Description
An extension to FsDataWriter
that writes in Parquet format in the form of either Avro, Protobuf or ParquetGroup
. This implementation allows users to specify the CodecFactory to use through the configuration property writer.codec.type
. By default, the snappy codec is used. See Developer Notes to make sure you are using the right Gobblin jar.
Usage
writer.builder.class=org.apache.gobblin.writer.ParquetDataWriterBuilder
writer.destination.type=HDFS
writer.output.format=PARQUET
Example Pipeline Configuration
example-parquet.pull
contains an example of generating test data and writing to Parquet files.
Configuration
Key | Description | Default Value | Required |
---|---|---|---|
writer.parquet.page.size | The page size threshold. | 1048576 | No |
writer.parquet.dictionary.page.size | The block size threshold for the dictionary pages. | 134217728 | No |
writer.parquet.dictionary | To turn dictionary encoding on. Parquet has a dictionary encoding for data with a small number of unique values ( < 10^5 ) that aids in significant compression and boosts processing speed. | true | No |
writer.parquet.validate | To turn on validation using the schema.
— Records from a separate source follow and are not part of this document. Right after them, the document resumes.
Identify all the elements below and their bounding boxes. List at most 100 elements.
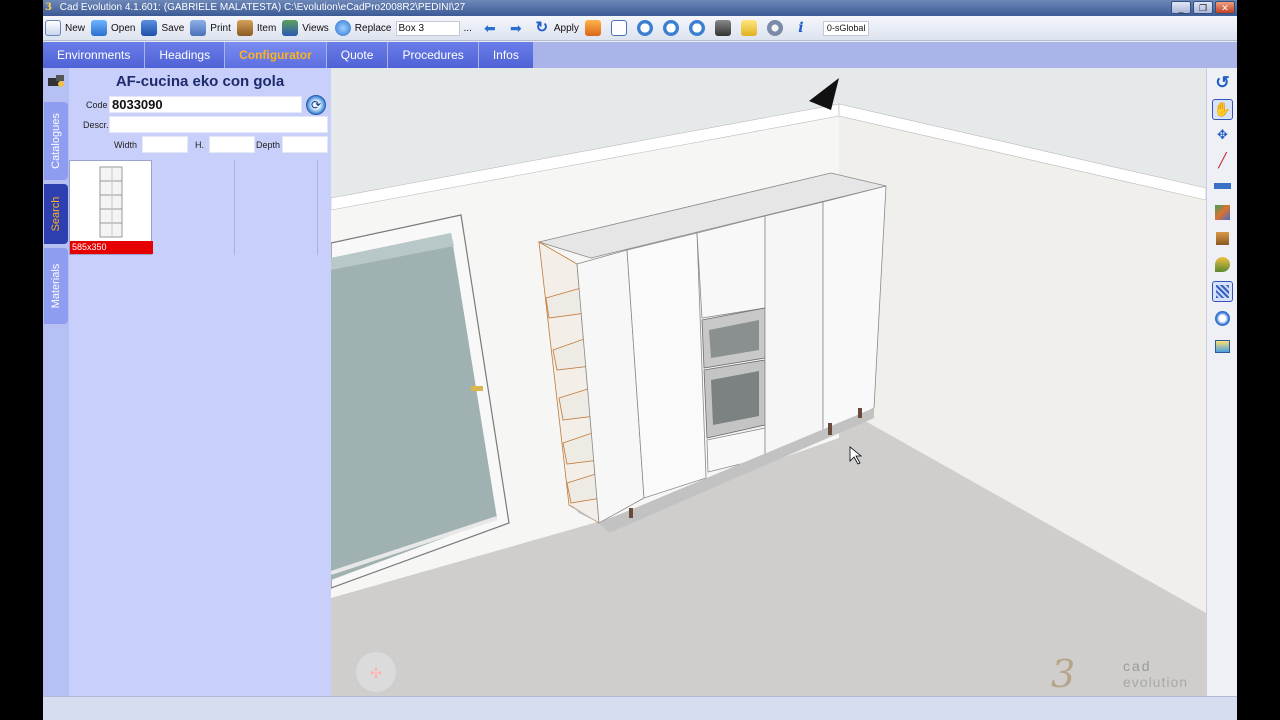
- application-window: 3 Cad Evolution 4.1.601: (GABRIELE MALAT…: [43, 0, 1237, 720]
- tab-procedures[interactable]: Procedures: [388, 42, 478, 68]
- package-icon: [584, 20, 601, 36]
- material-button[interactable]: [1212, 202, 1233, 223]
- view-tools-toolbar: ↺ ✋ ✥ ╱: [1206, 68, 1237, 696]
- catalog-button[interactable]: [1212, 228, 1233, 249]
- minimize-button[interactable]: _: [1171, 1, 1191, 14]
- app-logo-icon: 3: [45, 2, 52, 13]
- side-tab-search[interactable]: Search: [44, 184, 68, 244]
- tab-infos[interactable]: Infos: [478, 42, 533, 68]
- catalogue-tool-icon[interactable]: [47, 73, 65, 89]
- tab-configurator[interactable]: Configurator: [225, 42, 326, 68]
- descr-input[interactable]: [109, 116, 328, 133]
- brand-tagline: evolution: [1123, 674, 1189, 690]
- back-button[interactable]: ⬅: [480, 17, 506, 39]
- apply-refresh-icon: ↻: [535, 19, 549, 36]
- zoom-out-button[interactable]: [687, 17, 713, 39]
- info-button[interactable]: i: [791, 17, 817, 39]
- code-input[interactable]: 8033090: [109, 96, 302, 113]
- zoom-fit-button[interactable]: [635, 17, 661, 39]
- notes-icon: [740, 20, 757, 36]
- result-divider: [234, 160, 235, 255]
- 3d-viewport[interactable]: ✣ 3 cad evolution: [331, 68, 1206, 696]
- forward-button[interactable]: ➡: [506, 17, 532, 39]
- line-icon: ╱: [1218, 152, 1227, 168]
- width-label: Width: [114, 140, 138, 150]
- panel-title: AF-cucina eko con gola: [115, 73, 285, 90]
- kitchen-3d-scene: ✣: [331, 68, 1206, 696]
- brand-name: cad: [1123, 658, 1152, 674]
- apply-button[interactable]: ↻ Apply: [532, 17, 583, 39]
- move-button[interactable]: ✥: [1212, 124, 1233, 145]
- tab-headings[interactable]: Headings: [145, 42, 225, 68]
- ruler-icon: [1214, 183, 1231, 189]
- replace-more-button[interactable]: ...: [462, 17, 480, 39]
- replace-value-field[interactable]: Box 3: [395, 20, 460, 36]
- code-label: Code: [86, 100, 108, 110]
- new-button[interactable]: New: [43, 17, 89, 39]
- rotate-icon: ↺: [1215, 73, 1230, 92]
- search-icon: ⟳: [311, 98, 322, 112]
- zoom-fit-icon: [636, 20, 653, 36]
- package-button[interactable]: [583, 17, 609, 39]
- depth-input[interactable]: [282, 136, 328, 153]
- brand-logo-icon: 3: [1051, 652, 1076, 696]
- window-title: Cad Evolution 4.1.601: (GABRIELE MALATES…: [59, 2, 466, 13]
- zoom-in-icon: [662, 20, 679, 36]
- line-tool-button[interactable]: ╱: [1212, 150, 1233, 171]
- notes-button[interactable]: [739, 17, 765, 39]
- hand-icon: ✋: [1213, 101, 1232, 117]
- open-button[interactable]: Open: [89, 17, 139, 39]
- descr-label: Descr.: [83, 120, 109, 130]
- book-icon: [1216, 232, 1229, 245]
- pan-hand-button[interactable]: ✋: [1212, 99, 1233, 120]
- side-tab-strip: Catalogues Search Materials: [43, 68, 69, 696]
- thumbnail-size-badge: 585x350: [70, 241, 153, 254]
- layer-field[interactable]: 0-sGlobal: [822, 20, 870, 36]
- side-tab-materials[interactable]: Materials: [44, 248, 68, 324]
- status-bar: [43, 696, 1237, 720]
- tab-quote[interactable]: Quote: [326, 42, 388, 68]
- result-divider: [317, 160, 318, 255]
- new-file-icon: [45, 20, 61, 36]
- replace-button[interactable]: Replace: [333, 17, 396, 39]
- move-arrows-icon: ✥: [1217, 127, 1228, 142]
- rotate-view-button[interactable]: [1212, 308, 1233, 329]
- search-go-button[interactable]: ⟳: [306, 95, 326, 115]
- print-button[interactable]: Print: [188, 17, 235, 39]
- render-button[interactable]: [713, 17, 739, 39]
- tab-environments[interactable]: Environments: [43, 42, 145, 68]
- printer-icon: [190, 20, 207, 36]
- plan-view-button[interactable]: [1212, 281, 1233, 302]
- views-button[interactable]: Views: [280, 17, 333, 39]
- svg-text:✣: ✣: [370, 666, 382, 682]
- save-disk-icon: [141, 20, 158, 36]
- frame-button[interactable]: [609, 17, 635, 39]
- close-button[interactable]: ✕: [1215, 1, 1235, 14]
- views-pen-icon: [282, 20, 299, 36]
- side-tab-catalogues[interactable]: Catalogues: [44, 102, 68, 180]
- title-bar: 3 Cad Evolution 4.1.601: (GABRIELE MALAT…: [43, 0, 1237, 16]
- item-box-icon: [236, 20, 253, 36]
- depth-label: Depth: [256, 140, 281, 150]
- result-thumbnail[interactable]: 585x350: [69, 160, 153, 255]
- info-icon: i: [798, 20, 804, 36]
- replace-globe-icon: [334, 20, 351, 36]
- undo-view-button[interactable]: ↺: [1212, 72, 1233, 93]
- arrow-left-icon: ⬅: [483, 20, 496, 36]
- zoom-in-button[interactable]: [661, 17, 687, 39]
- measure-button[interactable]: [1212, 176, 1233, 197]
- height-input[interactable]: [209, 136, 255, 153]
- zoom-out-icon: [688, 20, 705, 36]
- width-input[interactable]: [142, 136, 188, 153]
- search-panel: AF-cucina eko con gola Code 8033090 ⟳ De…: [48, 68, 331, 696]
- image-export-button[interactable]: [1212, 336, 1233, 357]
- save-button[interactable]: Save: [139, 17, 188, 39]
- maximize-button[interactable]: ❐: [1193, 1, 1213, 14]
- material-swatch-icon: [1215, 205, 1230, 220]
- picture-icon: [1215, 340, 1230, 353]
- item-button[interactable]: Item: [235, 17, 280, 39]
- place-button[interactable]: [1212, 254, 1233, 275]
- camera-icon: [714, 20, 731, 36]
- height-label: H.: [195, 140, 204, 150]
- settings-button[interactable]: [765, 17, 791, 39]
This validation is done by ParquetWriter not by Gobblin. |
false | No |
writer.parquet.version | Version of parquet writer to use. Available versions are v1 and v2. | v1 | No |
writer.parquet.format | In-memory format of the record being written to Parquet. Options are AVRO, PROTOBUF and GROUP |
GROUP | No |
Developer Notes
Gobblin provides integration with two different versions of Parquet through its modules. Use the appropriate jar based on the Parquet library you use in your code.
Jar | Dependency | Gobblin Release |
---|---|---|
gobblin-parquet |
com.twitter:parquet-hadoop-bundle |
>= 0.12.0 |
gobblin-parquet-apache |
org.apache.parquet:parquet-hadoop |
>= 0.15.0 |
If you want to look at the code, check out:
Module | File |
---|---|
gobblin-parquet | ParquetHdfsDataWriter |
gobblin-parquet | ParquetDataWriterBuilder |
gobblin-parquet-apache | ParquetHdfsDataWriter |
gobblin-parquet-apache | ParquetDataWriterBuilder |